ISIS had posed a direct threat to the Trans-Afghan railway project. Consequently, the tripartite delegation of Afghanistan, Uzbekistan, and Pakistan, which conducted a preliminary survey of this project in June 2022, allocated the most funds to security measures, such as renting armored cars and hiring security forces to protect the technical team. Since ISIS has carried out multiple operations in Kabul and Herat provinces and has directly threatened this project, it could be a serious impediment to its progress. This is especially true since the project route passes through mountainous and problematic areas, making it impossible to provide security if ISIS is active in Afghanistan. Additionally, since the TTP and other militia groups are waging military operations against the Pakistani government, this could be another threat to the successful implementation of this project.
5- Topography of the Project Route
Based on the initial survey, this project is set to traverse mountainous regions and rugged valleys. From a technical standpoint, railway routes typically pass through even terrain so that the gradient is low and large arches are avoided. This makes it difficult to adjust the project in terms of the inclination or gradient of the curves. Additionally, the project passes through areas with dry climates, which makes its adaptation, operation, and transfers challenging during the cold and snowy season.
6- Lack of Construction Materials
Given the current conditions in Afghanistan, fewer industrial companies are operating in the country, and none have committed to providing railway construction materials. As a result, all materials for the project must be imported from other countries, making the project costly, time-consuming, and difficult to implement. Therefore, Uzbekistan is the best option for procuring the necessary building materials for the project, and one of the reasons for Uzbekistan’s interest in this project is the potential benefits it will gain from its implementation.

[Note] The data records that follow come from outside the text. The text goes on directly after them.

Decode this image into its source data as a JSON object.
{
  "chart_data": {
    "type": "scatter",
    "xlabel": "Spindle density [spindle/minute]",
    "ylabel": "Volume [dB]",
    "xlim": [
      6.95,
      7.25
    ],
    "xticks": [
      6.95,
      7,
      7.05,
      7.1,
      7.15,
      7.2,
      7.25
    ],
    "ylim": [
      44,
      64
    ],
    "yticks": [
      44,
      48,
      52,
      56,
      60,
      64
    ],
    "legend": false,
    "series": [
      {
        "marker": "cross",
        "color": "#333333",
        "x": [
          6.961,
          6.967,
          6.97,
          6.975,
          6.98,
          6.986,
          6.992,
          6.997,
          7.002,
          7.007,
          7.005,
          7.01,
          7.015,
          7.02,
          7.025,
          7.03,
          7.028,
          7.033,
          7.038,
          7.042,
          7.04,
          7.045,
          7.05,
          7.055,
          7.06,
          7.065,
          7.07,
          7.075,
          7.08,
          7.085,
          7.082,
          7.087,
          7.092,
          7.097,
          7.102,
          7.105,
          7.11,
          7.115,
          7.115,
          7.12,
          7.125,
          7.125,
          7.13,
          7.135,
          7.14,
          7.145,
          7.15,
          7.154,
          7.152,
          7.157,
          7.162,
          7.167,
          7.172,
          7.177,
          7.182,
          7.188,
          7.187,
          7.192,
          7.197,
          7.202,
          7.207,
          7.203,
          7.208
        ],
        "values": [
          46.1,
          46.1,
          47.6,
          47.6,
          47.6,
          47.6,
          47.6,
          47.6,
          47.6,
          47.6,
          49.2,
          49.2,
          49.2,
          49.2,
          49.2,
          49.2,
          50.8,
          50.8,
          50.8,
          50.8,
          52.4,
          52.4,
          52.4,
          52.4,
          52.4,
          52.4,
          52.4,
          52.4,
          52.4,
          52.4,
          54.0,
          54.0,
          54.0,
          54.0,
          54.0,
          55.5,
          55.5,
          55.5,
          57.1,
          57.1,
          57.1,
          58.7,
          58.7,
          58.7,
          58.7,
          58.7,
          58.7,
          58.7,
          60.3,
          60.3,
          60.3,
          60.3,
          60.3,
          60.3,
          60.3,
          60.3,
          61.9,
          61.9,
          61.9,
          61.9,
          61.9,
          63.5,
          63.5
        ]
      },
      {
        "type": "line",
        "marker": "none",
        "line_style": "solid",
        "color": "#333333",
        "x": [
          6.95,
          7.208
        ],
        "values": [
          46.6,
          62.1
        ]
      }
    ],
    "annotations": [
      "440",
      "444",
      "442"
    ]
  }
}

7- Regional Countries Face Conflict of Interests
The implementation of this project is in conflict with the interests of some countries in the region, leading to the possibility of Iran opposing it. Iran is attempting to link the Khaf-Herat railway line to the Hairatan-Mazar-e-Sharif railway line, as this would increase their exports to Afghanistan and allow Central Asian countries to access the Chabahar seaport. Consequently, a high-ranking Iranian government delegation visited Kabul during the previous government to discuss the implementation of this project. Furthermore, several Uzbek businessmen and economic sectors have resisted the Afghanistan-Trans project, as they deem Iran’s route and Chabahar port to be safer and more beneficial than Pakistan’s route, given the current conditions in Pakistan.
8- Land Acquisition
The Afghanistan-Trans railway project is being hindered by the presence of numerous privately-owned lands, resulting in increased costs and delays.
Despite the economic and commercial importance of the Afghanistan-Trans railway project to all three countries, it is impossible to implement it due to financial constraints, conflicting interests, and a lack of managerial and technical capacity, particularly in the current climate. None of the three countries can afford to pay their financial share, and the topography of the project route, land acquisition, lack of railway construction materials, lack of technical and managerial capacity in Afghanistan, and security issues all contribute to the cost of the project and make it difficult to implement. Furthermore, until a legitimate government is established in Afghanistan, it is unlikely that large financial sources such as the Asian Development Bank, the World Bank, or any other country, will be willing to invest in the construction of this project.